Remembering Mary Ehrmann
Already reeling from a fusillade of self-inflicted blows, the Milwaukee Archdiocese took a resounding haymaker to the gut with the death of Mary Ehrmann on March 2. For almost four decades my younger sister was an iconic teacher in the elementary grades at several area Catholic schools, and the number of lives she changed for the better is incalculable. In and out of the classroom she was always direct, challenging, entertaining and exasperating -- sort of like John Wayne in a pantsuit, only more dauntless and formidable.
Mary loved her profession so much that when she took a job at a Milwaukee public school many years ago it lasted just a few weeks because the weak-in-the-knees-and-brain principal insisted that her primary duty was to keep the students from killing each other. "I want to be a teacher, not a referee," she told him when she turned in her resignation.
She might’ve become a world-class golfer, but her favorite hole was the 19th. She unapologetically hued to her own path, even when there were neon warning signs.
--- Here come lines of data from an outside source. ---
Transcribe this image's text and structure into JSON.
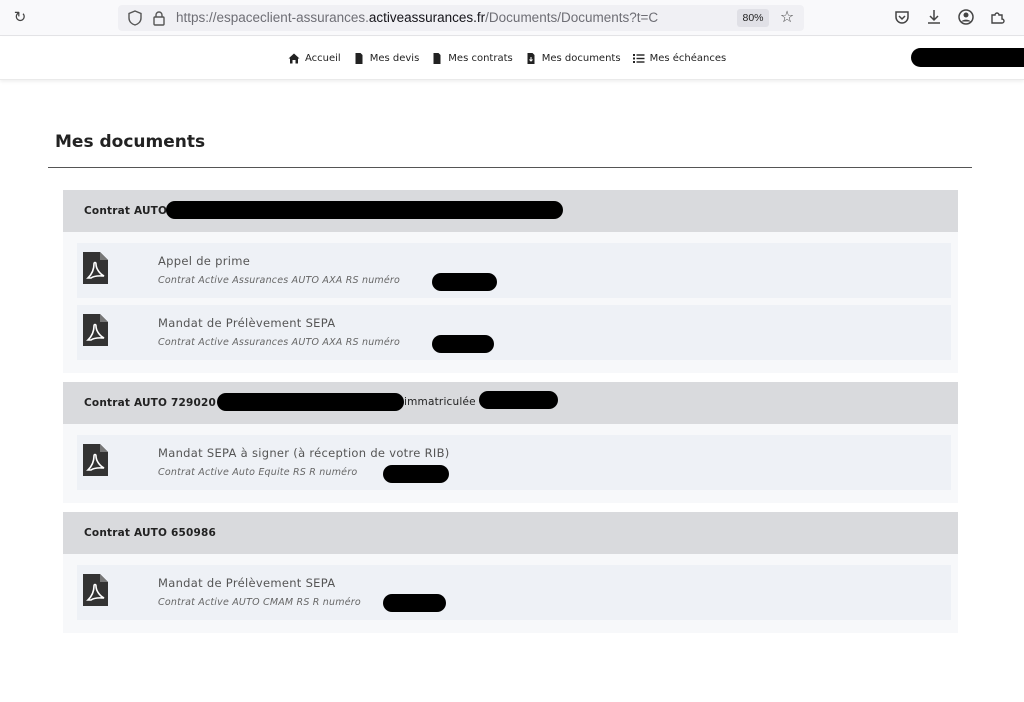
{
  "browser": {
    "url_prefix": "https://espaceclient-assurances.",
    "url_domain": "activeassurances.fr",
    "url_path": "/Documents/Documents?t=C",
    "zoom": "80%",
    "icons": [
      "reload-icon",
      "shield-icon",
      "lock-icon",
      "bookmark-star-icon",
      "pocket-icon",
      "download-icon",
      "account-icon",
      "extensions-icon"
    ]
  },
  "nav": {
    "items": [
      {
        "label": "Accueil",
        "icon": "home-icon"
      },
      {
        "label": "Mes devis",
        "icon": "document-icon"
      },
      {
        "label": "Mes contrats",
        "icon": "document-icon"
      },
      {
        "label": "Mes documents",
        "icon": "document-download-icon"
      },
      {
        "label": "Mes échéances",
        "icon": "list-icon"
      }
    ]
  },
  "page": {
    "title": "Mes documents"
  },
  "sections": [
    {
      "heading": "Contrat AUTO",
      "heading_suffix": "",
      "documents": [
        {
          "name": "Appel de prime",
          "subtitle": "Contrat Active Assurances AUTO AXA RS numéro"
        },
        {
          "name": "Mandat de Prélèvement SEPA",
          "subtitle": "Contrat Active Assurances AUTO AXA RS numéro"
        }
      ]
    },
    {
      "heading": "Contrat AUTO 729020 -",
      "heading_suffix": "immatriculée",
      "documents": [
        {
          "name": "Mandat SEPA à signer (à réception de votre RIB)",
          "subtitle": "Contrat Active Auto Equite RS R numéro"
        }
      ]
    },
    {
      "heading": "Contrat AUTO 650986",
      "heading_suffix": "",
      "documents": [
        {
          "name": "Mandat de Prélèvement SEPA",
          "subtitle": "Contrat Active AUTO CMAM RS R numéro"
        }
      ]
    }
  ],
  "colors": {
    "section_header_bg": "#d9dadd",
    "doc_row_bg": "#eef1f6",
    "pdf_icon": "#333333"
  }
}
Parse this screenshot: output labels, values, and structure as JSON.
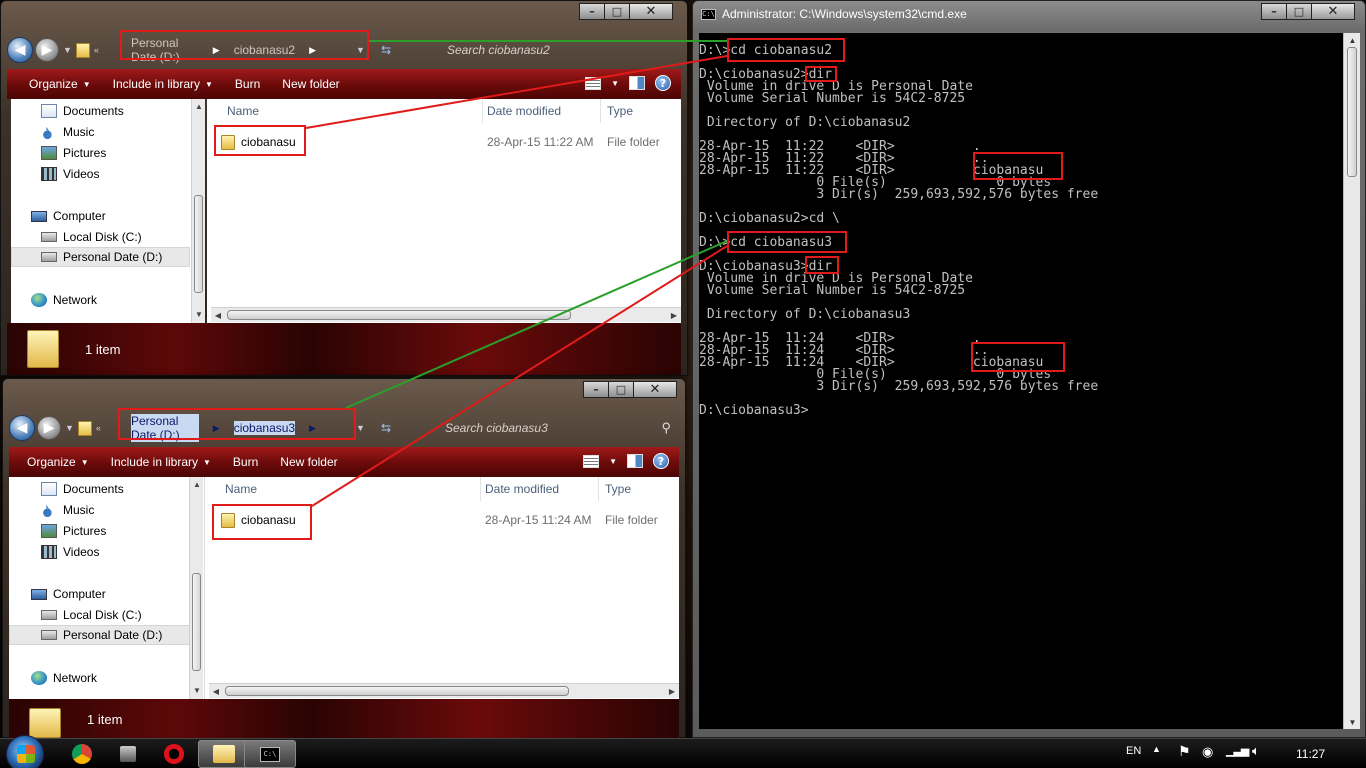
{
  "explorer_top": {
    "address": [
      "Personal Date (D:)",
      "ciobanasu2"
    ],
    "search_placeholder": "Search ciobanasu2",
    "toolbar": {
      "organize": "Organize",
      "include": "Include in library",
      "burn": "Burn",
      "new_folder": "New folder"
    },
    "nav": {
      "documents": "Documents",
      "music": "Music",
      "pictures": "Pictures",
      "videos": "Videos",
      "computer": "Computer",
      "local_disk": "Local Disk (C:)",
      "personal": "Personal Date (D:)",
      "network": "Network"
    },
    "columns": {
      "name": "Name",
      "date": "Date modified",
      "type": "Type"
    },
    "file": {
      "name": "ciobanasu",
      "date": "28-Apr-15 11:22 AM",
      "type": "File folder"
    },
    "status": "1 item"
  },
  "explorer_bottom": {
    "address": [
      "Personal Date (D:)",
      "ciobanasu3"
    ],
    "search_placeholder": "Search ciobanasu3",
    "toolbar": {
      "organize": "Organize",
      "include": "Include in library",
      "burn": "Burn",
      "new_folder": "New folder"
    },
    "nav": {
      "documents": "Documents",
      "music": "Music",
      "pictures": "Pictures",
      "videos": "Videos",
      "computer": "Computer",
      "local_disk": "Local Disk (C:)",
      "personal": "Personal Date (D:)",
      "network": "Network"
    },
    "columns": {
      "name": "Name",
      "date": "Date modified",
      "type": "Type"
    },
    "file": {
      "name": "ciobanasu",
      "date": "28-Apr-15 11:24 AM",
      "type": "File folder"
    },
    "status": "1 item"
  },
  "cmd": {
    "title": "Administrator: C:\\Windows\\system32\\cmd.exe",
    "lines": [
      "D:\\>cd ciobanasu2",
      "",
      "D:\\ciobanasu2>dir",
      " Volume in drive D is Personal Date",
      " Volume Serial Number is 54C2-8725",
      "",
      " Directory of D:\\ciobanasu2",
      "",
      "28-Apr-15  11:22    <DIR>          .",
      "28-Apr-15  11:22    <DIR>          ..",
      "28-Apr-15  11:22    <DIR>          ciobanasu",
      "               0 File(s)              0 bytes",
      "               3 Dir(s)  259,693,592,576 bytes free",
      "",
      "D:\\ciobanasu2>cd \\",
      "",
      "D:\\>cd ciobanasu3",
      "",
      "D:\\ciobanasu3>dir",
      " Volume in drive D is Personal Date",
      " Volume Serial Number is 54C2-8725",
      "",
      " Directory of D:\\ciobanasu3",
      "",
      "28-Apr-15  11:24    <DIR>          .",
      "28-Apr-15  11:24    <DIR>          ..",
      "28-Apr-15  11:24    <DIR>          ciobanasu",
      "               0 File(s)              0 bytes",
      "               3 Dir(s)  259,693,592,576 bytes free",
      "",
      "D:\\ciobanasu3>"
    ]
  },
  "taskbar": {
    "lang": "EN",
    "time": "11:27"
  },
  "colors": {
    "highlight": "#e11a1a",
    "green_line": "#2aa02a",
    "toolbar_red": "#7a0c0c",
    "console_text": "#c0c0c0"
  },
  "icons": [
    "chrome-icon",
    "app-icon",
    "opera-icon",
    "explorer-icon",
    "cmd-icon"
  ]
}
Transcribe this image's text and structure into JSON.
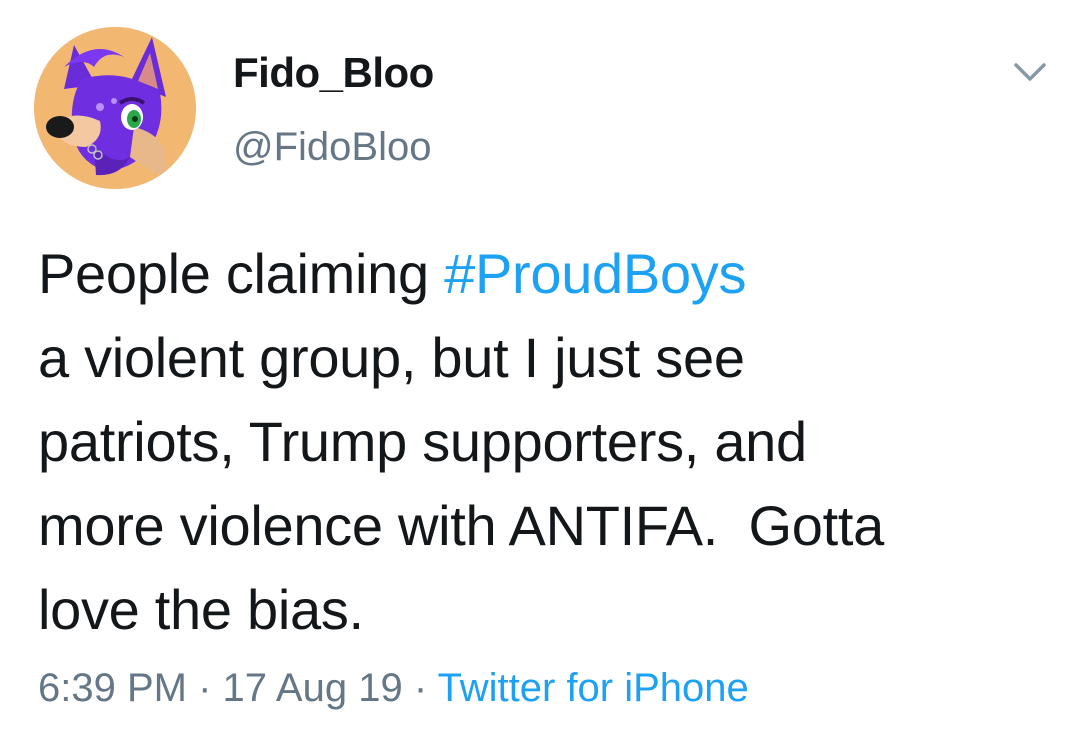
{
  "tweet": {
    "display_name": "Fido_Bloo",
    "handle": "@FidoBloo",
    "text_lines": {
      "line1_prefix": "People claiming ",
      "line1_hashtag": "#ProudBoys",
      "line2": "a violent group, but I just see",
      "line3": "patriots, Trump supporters, and",
      "line4": "more violence with ANTIFA.  Gotta",
      "line5": "love the bias."
    },
    "time": "6:39 PM",
    "sep1": " · ",
    "date": "17 Aug 19",
    "sep2": " · ",
    "source": "Twitter for iPhone"
  },
  "colors": {
    "text": "#14171a",
    "secondary": "#657786",
    "link": "#1da1f2",
    "background": "#ffffff"
  },
  "icons": {
    "avatar": "fox-character-avatar",
    "menu": "chevron-down-icon"
  }
}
After surviving breast cancer she continued to smoke cigarettes, and it was cancer that took her down just four days before her 60th birthday. While her judgement was sometimes open to question, her heart never was.
Devoutly Catholic, Mary offered up her final months of intense suffering for "pagan babies." Her very last words to me were "I love you," but I cherish just as much what Mary told me during enervating end-of-life medical treatments whose side-effects included a condition requiring her to take a nuclear laxative.
If the results were all she hoped for, said my always funny and acerbic sister, "I’ll name it after you."
Talkbacks
Pat1951 | March 7, 2013 at 3:22 p.m. (report)
Steve,
Your sister was a true original, a wonderful, caring, bright, funny person who will be missed. I've told that story about her leaving MPS a million times, as an example of great devotion over big bucks. If it is true that we do not die until the last person to speak our name crosses over, Mary will be with us for a very, very long time. So sorry for your loss--and ours.